Viewing a single comment thread. View all comments

Erlian t1_j5uodaz wrote

I find it hard to believe - as far as I know this viewpoint is not mainstream. Maybe cherry picked, but more likely the study isn't a very representative or large enough sample. It could also be that these policies in theory should help the labor side, but in practice there are some confounding variables - ex. "well we would pay you more except for this pesky law preventing us, sorry" being used as an excuse, or general disdain for the idea of raising everyone's wages vs. stagnating most employees' wages save a few favorite employees / new hires.

Could also be that a requirement to post salary ranges gives companies better information on what the lowest wage is that prospective employees would truly accept.

I also find it suspect that the article is lumping together a study that focused on pay transparency and university professors, with a different study on a pay disparity law and saying their results suggest similar conclusions. They are different policies, different samples, and different effects - tricky comparison to make.

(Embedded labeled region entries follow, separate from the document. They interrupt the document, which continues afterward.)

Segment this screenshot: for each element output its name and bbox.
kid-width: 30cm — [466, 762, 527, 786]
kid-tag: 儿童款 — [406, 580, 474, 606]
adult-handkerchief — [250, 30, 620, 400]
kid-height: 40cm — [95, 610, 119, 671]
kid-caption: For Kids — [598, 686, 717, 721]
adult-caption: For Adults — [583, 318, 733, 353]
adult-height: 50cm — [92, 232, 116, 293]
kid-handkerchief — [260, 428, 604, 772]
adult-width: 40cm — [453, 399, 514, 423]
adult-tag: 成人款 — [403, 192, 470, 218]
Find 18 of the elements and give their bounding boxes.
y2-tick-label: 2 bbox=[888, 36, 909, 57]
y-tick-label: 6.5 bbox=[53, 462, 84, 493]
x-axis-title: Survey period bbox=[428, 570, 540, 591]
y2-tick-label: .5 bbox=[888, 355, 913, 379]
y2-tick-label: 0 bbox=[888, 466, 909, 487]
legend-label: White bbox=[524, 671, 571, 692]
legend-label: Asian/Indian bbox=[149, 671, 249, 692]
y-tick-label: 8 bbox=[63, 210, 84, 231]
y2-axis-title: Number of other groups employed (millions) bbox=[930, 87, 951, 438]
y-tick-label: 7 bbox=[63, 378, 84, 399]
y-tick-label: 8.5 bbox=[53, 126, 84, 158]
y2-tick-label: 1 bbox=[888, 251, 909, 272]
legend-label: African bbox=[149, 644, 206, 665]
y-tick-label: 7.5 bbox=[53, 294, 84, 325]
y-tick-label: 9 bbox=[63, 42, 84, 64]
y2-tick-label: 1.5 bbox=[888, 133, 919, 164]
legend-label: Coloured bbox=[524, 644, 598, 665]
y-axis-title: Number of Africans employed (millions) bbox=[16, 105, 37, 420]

Was having trouble finding other studies, but here's a good place to dig around: https://scholar.google.com/scholar?hl=en&as_sdt=0%2C38&q=effects+of+pay+transparency+on+wages&btnG=

1

sy029 t1_j5w0alf wrote

It sounds to me like a case of companies saying "now that everyone can see your wages, if we give you a big raise, we have to give everyone after you the same amount." Whereas before, they could even it out by giving a few people big raises, and the rest got smaller ones.